Whether consciously or subconsciously, buying plants is a tacit investment in the world a person wants to live in, and the maker who arranges those plants has an impact on that world. Buying from someone overly commerce-driven may eventually lead to living in a world where greenery has become rare and only for the privileged. Buying from someone overly aesthetics-driven may result in the ecosystem of plant ownership gradually becoming devoid of meaning and substance, where plants exist solely for photography. Not buying plants at all, of course, has its own impacts.
Instead, buying plants from someone who is an expert in plants and who, more importantly, believes in the transcendence readily available in caring for plants, nurturing plants, and finding the meaning in plants, will lead to a better world. A world where people respect the plant life all around them, and the plant life all around them, in turn, delivers people from the mediocrity and oppression of modernity’s artificiality. Considering all this, it is no wonder, then, what drives the popularity of Fractal Flora: its owners Sarah Lim and Yuri Kim and their thoughtful succulents, air plants, terrariums, DIY workshops, and living walls.
“We are most proud of our DIY terrarium workshop because it aligns with our mission to reconnect people to nature,” Lim and Kim say. “Our workshop started as a way to help people connect to their terrariums in a personal way.

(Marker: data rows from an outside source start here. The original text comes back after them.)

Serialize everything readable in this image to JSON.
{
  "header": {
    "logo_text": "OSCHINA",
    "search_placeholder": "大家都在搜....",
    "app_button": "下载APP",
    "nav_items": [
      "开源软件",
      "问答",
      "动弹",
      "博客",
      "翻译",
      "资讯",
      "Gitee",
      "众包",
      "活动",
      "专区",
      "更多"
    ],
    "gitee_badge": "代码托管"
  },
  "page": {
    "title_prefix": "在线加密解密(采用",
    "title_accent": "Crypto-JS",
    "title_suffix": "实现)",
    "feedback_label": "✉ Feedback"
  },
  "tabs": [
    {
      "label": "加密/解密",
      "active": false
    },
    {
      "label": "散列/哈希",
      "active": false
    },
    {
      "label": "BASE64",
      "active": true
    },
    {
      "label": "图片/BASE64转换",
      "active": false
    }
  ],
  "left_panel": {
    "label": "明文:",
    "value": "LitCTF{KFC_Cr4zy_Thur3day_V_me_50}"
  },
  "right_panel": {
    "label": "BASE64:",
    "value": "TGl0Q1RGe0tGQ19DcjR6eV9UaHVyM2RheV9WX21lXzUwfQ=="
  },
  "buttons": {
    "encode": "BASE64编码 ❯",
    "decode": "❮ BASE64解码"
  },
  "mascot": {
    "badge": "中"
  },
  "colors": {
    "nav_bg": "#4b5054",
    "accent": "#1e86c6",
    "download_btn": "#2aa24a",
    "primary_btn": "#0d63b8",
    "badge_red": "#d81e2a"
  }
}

We feel that when you build your own mini world and learn to care for what’s inside by observing its needs, you will also in turn learn to appreciate and take care of the larger world around you. We apply the numerous lessons we have learned from plants to our everyday lives and hope our customers will do the same.”
Inspired by fractals—mathematical growth patterns found in nature—and consequently humans predisposition to recognize and resonate with these shapes and patterns in their own growth, Lim and Kim started Fractal Flora after observing the significant disconnect between themselves and nature as a result of their jobs. “As part of our business, we create plant interior design plans, bring greenery into offices, and provide maintenance packages,” Lim and Kim say. “The greatest moments in our maker business have always been the reports we receive from our customers on how happy and relaxed they feel with greenery in their space.”
Somewhat inevitably, in the future, Lim and Kim would like to fully realize Fractal Flora in an actual physical space. “Our vision for Fractal Flora is to open a plant cafe in San Jose where people can feel they’ve stepped into a green oasis,” the duo says. It’ll be in this, and projects like this, ultimately, where the dividends of a patronage of plant experts will become fully expressed—where those who’ve been entrusted to deliver something greener and more natural to existence will begin doing so in unavoidable and significantly public ways.